Prior to meeting John Troike, I thought Fadista meant trendsetter. Prior to visiting Lisbon, I thought Caesaria Evora was Portuguese. And prior to both, I thought Fado was Morna and I was just the bomb at musical genres. But Ceasaria is long gone and John–the last email I got from him was when he decided to permanently live in Poland more than a decade ago. When email was a thing.
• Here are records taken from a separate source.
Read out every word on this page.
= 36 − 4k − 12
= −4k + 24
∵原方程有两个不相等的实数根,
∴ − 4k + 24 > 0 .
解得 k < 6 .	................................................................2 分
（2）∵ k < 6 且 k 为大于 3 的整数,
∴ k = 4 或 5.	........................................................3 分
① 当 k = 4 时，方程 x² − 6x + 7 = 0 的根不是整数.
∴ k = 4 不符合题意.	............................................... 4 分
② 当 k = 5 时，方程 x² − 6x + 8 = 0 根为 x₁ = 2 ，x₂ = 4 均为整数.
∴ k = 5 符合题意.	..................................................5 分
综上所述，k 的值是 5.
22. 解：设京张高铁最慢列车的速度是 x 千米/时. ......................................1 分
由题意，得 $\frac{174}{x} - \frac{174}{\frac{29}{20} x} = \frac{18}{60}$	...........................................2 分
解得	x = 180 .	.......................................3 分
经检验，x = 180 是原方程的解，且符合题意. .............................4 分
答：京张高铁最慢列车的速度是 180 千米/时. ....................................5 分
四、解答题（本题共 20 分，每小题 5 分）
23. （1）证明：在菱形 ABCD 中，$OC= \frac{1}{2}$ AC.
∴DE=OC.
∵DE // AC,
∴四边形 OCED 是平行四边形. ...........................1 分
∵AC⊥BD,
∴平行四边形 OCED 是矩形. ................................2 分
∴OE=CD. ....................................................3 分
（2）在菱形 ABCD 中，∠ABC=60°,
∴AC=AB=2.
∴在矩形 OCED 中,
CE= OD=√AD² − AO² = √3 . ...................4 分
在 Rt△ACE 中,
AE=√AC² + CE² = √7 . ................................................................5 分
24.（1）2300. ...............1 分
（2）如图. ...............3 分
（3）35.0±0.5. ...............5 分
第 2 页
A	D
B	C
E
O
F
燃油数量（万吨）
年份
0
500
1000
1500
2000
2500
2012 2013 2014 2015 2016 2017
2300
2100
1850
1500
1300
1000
Hence Lisbon, and panicking at not being able to capture every last bit of accuracy required to know her:
Lisbon is a nightmare to skateboarders but a dream to dreamers, I think to myself as I cattle climb up a hill through the cobblestone alleys to São Jorge Castle. The cobblestones are romantic but walking on them needs an apres-ski at Dr. Scholl’s cafe. Ily is shooting away at one beautiful angle after another because he is talented like that. I, on the other hand, clumsily shoot at rooftops, cloudy horizons and car-filled avenues, robotically rotating three hundred sixty degrees in the hopes of capturing a city central to my native country’s colonial history. Magellan worked here as a royal page sometime in the 1400s. And that is as much history as I can remember without Spain in it.
We decide to forego the legendary Tram 28 up the hill because commuters look like they are falling off the rafters, which affords us a lot of time to hang around and enjoy the tiny pockets of plazas, cathedrals and gardens exploding with bougainvillea and azulejos clinging onto walls, benches, ceilings and floors. We pop into a gift shop where I wince at the price of a tile fridge magnet, while Ily buys a messenger bag made entirely of cork.
Between the parapets, I watch the sunset make love to a beautiful city. Her colors changing from beige to clementine to flamingo to mango tango (thank you, Crayola). In the distance is 25 de Abril Bridge, looking like the Golden Gate, unapologetically scarring an otherwise peaceful Tejo river, because yes, it connects people and should not be held responsible.
We walk around the Baixa and blacken our teeth with squid ink from the seafood paella, enjoying the hustle and bustle of beautiful people pretending to hustle and bustle.
The next day, we hook up with Tim and try to make sense of Santiago Calatrava’s Gare do Oriente–the mix mode transportation hub by the Parque das Nações. I am not a good judge of architecture and I’ve heard both good and bad things about Calatrava, but I can’t help but appreciate the way in which his works create discussion. Like the City of Arts and
Sciences in Valencia, one wonders how he manages to sleep at night plopping a modern architectural counterpoint right smack in the middle of antiquity. And because the only architectural words I know are lanai and buttress (for obvious reasons), I keep my mouth shut and let Tim do all the talking. Yes, he is right. Calatrava is surprisingly functional. And the lines and angles invade into every POV. And the bareness of his space evokes a Zen-like atmosphere, and by extension, peace. Yes, yes, and yes. And like the typical Pavlovian reaction I allude to when I hear words I don’t understand, I start looking for ice cream.